The old circuit record of 11.57s was held by Hor Halutie prior to last Saturday’s event. It also eclipsed the fastest 100m electronic time run by a local athlete in Ghana by Beatrice Gyaman (11.55s) at the Soga Nana Memorial meet in 2016.

Halutie’s time is also the fastest any locally-based athlete has ever run on Ghanaian soil since electronic timing began.

It was a truly special moment for everyone in the stadium, except Halutie, who at first, did not seem to fully embrace the magnitude of what she had just done.

“I only wanted to reduce my time, and I’m happy I did that,” she said. But after being reminded she had just done something unprecedented for a local athlete, she replied with a broad smile: “Ok that’s good.”

Halutie’s 100m records are complemented by records in the 200m. She set a new PB and championship record of 23.49s in Cape Coast, annihilating her own previous record in the same event.

As impressive as Halutie’s accomplishments are, her performances in Cape Coast were not good enough to qualify her for the upcoming Commonwealth Games in Australia (she needed to make the qualification time of 11.30s).
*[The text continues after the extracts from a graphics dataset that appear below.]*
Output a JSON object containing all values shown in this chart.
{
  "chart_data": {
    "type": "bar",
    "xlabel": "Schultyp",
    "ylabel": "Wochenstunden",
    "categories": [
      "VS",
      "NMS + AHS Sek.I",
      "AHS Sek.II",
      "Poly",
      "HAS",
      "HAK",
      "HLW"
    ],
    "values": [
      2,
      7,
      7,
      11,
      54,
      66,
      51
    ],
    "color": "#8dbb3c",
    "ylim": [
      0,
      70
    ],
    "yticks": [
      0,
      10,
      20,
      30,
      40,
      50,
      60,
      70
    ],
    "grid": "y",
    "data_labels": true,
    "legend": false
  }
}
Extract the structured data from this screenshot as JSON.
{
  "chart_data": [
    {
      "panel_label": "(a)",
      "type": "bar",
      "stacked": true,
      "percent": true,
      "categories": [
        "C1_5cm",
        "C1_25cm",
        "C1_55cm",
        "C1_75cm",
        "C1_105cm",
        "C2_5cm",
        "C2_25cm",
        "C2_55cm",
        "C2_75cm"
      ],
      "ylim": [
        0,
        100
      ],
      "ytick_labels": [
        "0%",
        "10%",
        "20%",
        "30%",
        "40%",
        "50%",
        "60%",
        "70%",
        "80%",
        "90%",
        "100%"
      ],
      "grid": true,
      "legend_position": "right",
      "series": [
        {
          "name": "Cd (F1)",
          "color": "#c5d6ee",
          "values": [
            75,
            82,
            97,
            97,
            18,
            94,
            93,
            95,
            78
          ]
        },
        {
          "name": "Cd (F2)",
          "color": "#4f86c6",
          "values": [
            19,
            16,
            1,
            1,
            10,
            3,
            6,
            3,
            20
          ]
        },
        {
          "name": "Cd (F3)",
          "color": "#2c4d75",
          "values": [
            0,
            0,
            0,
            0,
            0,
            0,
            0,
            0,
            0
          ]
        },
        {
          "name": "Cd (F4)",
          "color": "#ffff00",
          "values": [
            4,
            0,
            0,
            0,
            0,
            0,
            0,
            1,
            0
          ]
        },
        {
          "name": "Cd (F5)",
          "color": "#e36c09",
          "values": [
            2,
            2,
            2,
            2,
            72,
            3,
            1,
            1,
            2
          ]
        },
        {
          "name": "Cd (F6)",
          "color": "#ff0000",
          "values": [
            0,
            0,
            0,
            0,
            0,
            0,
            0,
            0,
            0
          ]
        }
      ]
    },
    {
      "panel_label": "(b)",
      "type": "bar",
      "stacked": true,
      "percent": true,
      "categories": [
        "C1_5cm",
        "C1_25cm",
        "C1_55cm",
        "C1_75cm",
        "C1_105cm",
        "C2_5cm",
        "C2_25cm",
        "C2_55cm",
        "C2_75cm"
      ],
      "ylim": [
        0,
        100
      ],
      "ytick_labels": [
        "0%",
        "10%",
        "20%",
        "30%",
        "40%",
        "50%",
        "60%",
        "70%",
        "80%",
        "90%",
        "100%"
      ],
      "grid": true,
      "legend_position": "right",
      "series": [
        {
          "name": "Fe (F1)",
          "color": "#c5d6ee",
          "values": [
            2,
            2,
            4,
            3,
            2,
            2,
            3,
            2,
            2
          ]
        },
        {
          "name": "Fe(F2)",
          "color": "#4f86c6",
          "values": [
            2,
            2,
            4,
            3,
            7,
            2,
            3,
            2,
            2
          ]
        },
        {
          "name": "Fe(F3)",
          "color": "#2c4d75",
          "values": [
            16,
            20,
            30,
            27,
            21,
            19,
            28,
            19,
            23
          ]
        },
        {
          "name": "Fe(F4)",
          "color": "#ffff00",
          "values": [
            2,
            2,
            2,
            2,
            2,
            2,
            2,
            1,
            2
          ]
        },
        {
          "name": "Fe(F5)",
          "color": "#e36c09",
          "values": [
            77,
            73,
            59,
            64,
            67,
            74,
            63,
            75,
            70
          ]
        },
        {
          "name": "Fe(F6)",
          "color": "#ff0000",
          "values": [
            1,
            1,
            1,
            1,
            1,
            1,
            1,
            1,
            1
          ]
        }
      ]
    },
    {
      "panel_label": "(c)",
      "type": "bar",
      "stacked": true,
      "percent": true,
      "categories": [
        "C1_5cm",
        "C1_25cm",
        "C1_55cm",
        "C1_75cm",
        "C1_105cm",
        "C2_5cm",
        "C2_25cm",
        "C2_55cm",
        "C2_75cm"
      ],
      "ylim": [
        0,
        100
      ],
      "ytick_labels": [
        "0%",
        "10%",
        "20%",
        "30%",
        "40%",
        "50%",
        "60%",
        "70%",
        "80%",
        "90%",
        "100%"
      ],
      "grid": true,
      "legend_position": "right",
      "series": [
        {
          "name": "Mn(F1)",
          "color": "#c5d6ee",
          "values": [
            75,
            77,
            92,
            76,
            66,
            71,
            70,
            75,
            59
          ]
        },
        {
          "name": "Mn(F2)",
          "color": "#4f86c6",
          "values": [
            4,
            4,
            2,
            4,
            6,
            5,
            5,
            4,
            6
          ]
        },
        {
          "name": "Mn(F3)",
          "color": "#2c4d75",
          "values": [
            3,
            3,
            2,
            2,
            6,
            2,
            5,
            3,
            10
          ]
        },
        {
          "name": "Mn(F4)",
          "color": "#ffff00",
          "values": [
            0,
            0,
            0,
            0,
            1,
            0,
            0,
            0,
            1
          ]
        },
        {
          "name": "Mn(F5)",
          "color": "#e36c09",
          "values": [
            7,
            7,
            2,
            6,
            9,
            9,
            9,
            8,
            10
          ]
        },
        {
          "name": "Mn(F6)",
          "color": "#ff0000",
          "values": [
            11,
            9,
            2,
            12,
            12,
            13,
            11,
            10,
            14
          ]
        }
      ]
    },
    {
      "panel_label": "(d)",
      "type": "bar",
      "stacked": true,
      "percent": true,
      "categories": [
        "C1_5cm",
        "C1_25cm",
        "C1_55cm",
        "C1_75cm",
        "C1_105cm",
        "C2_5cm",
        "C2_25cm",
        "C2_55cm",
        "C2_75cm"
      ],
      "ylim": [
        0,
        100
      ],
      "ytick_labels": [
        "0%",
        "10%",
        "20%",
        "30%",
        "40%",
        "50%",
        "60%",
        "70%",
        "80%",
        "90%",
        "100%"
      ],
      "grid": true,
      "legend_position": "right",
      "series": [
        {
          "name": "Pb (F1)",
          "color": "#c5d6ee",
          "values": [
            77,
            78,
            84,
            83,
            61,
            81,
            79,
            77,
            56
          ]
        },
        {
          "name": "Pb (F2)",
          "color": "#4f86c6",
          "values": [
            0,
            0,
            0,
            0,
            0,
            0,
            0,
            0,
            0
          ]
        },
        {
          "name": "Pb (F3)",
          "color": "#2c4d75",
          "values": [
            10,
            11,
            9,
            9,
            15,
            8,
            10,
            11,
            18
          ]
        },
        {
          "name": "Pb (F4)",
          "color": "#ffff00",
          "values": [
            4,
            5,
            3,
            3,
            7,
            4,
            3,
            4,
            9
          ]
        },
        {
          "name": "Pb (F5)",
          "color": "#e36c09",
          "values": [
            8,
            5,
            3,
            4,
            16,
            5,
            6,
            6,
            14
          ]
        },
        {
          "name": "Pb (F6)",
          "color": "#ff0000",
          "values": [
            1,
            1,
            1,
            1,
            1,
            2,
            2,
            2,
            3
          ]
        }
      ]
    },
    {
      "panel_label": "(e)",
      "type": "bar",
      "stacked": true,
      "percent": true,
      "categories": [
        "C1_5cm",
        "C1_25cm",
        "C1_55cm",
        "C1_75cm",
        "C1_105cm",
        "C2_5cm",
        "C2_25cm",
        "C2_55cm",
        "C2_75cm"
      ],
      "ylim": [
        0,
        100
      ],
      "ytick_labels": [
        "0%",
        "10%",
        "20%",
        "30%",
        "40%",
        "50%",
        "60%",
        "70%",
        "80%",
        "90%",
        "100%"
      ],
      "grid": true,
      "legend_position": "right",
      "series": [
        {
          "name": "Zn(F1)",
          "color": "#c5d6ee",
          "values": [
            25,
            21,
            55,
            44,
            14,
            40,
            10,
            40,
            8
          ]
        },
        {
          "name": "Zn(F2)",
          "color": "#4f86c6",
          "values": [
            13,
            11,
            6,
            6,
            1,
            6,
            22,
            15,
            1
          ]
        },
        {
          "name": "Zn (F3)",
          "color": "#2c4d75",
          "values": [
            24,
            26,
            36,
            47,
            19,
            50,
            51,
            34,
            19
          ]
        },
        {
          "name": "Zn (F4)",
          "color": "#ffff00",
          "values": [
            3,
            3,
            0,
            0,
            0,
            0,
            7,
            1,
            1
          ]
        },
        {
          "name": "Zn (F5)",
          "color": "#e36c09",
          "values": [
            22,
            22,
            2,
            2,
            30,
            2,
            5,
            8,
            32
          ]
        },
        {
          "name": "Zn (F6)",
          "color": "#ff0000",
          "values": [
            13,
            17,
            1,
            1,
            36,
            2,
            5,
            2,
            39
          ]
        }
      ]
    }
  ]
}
And yet, she could be on her way to the games as part of Ghana’s women’s 4x100m relay team.

“We cannot ignore these performances she put up here in forming our relay team. She will definitely be considered,” Dr. Sylvanus Lamptey, the GAA’s vice president, declared at the end of the Cape Coast event.

The overwhelming feeling among GAA officials is that Halutie is burgeoning with lots of potential but will still need perpetual improvement to reach elite levels.

Dr. Andrew Owusu, Associate Professor in the Department of Health & Human Performance (HHP) at Middle Tennessee State University (MTSU) and a former national athlete had this to say about Halutie:

“Halutie has lots of potential. She possesses quite a bit of power but not really taking advantage of what she has. She needs a bit more work on the upper mechanics and application on force into the ground and she will be up there. She has everything to succeed.”

Not too long ago, Ghana was considered one of the very best in Africa in the sprint events in athletics.

Vida Anim holds the national record in the 100m, set at the 2004 Olympic Games in Athens, Greece with a time of 11.14s, while Vida Nsiah was a trailblazer for women sprints in the country and still holds the national record for the 200m, set in Stuttgart in 1997 with a time of 22.80s.

Those were the days of true sprint queens.

Since Anim though, the likes of Janet Amponsah and Flings Owusu-Agyepong have shown promises of achieving inspiring feats but none has yet reached the heights of the two Vidas.

Janet Amponsah ran 22.90s (PB) in the 200m last year and has a PB 11.29s in the 100m.

But once in a while, a talent comes along and gives you hope that, just maybe, the glory days could be on their way back.

Halutie has shown that given the right training and environment, she could be the one to bring Ghana’s glory days back.

A heavy metal is on the move, obliterating everything in its path.

What the world can do now is make way for her!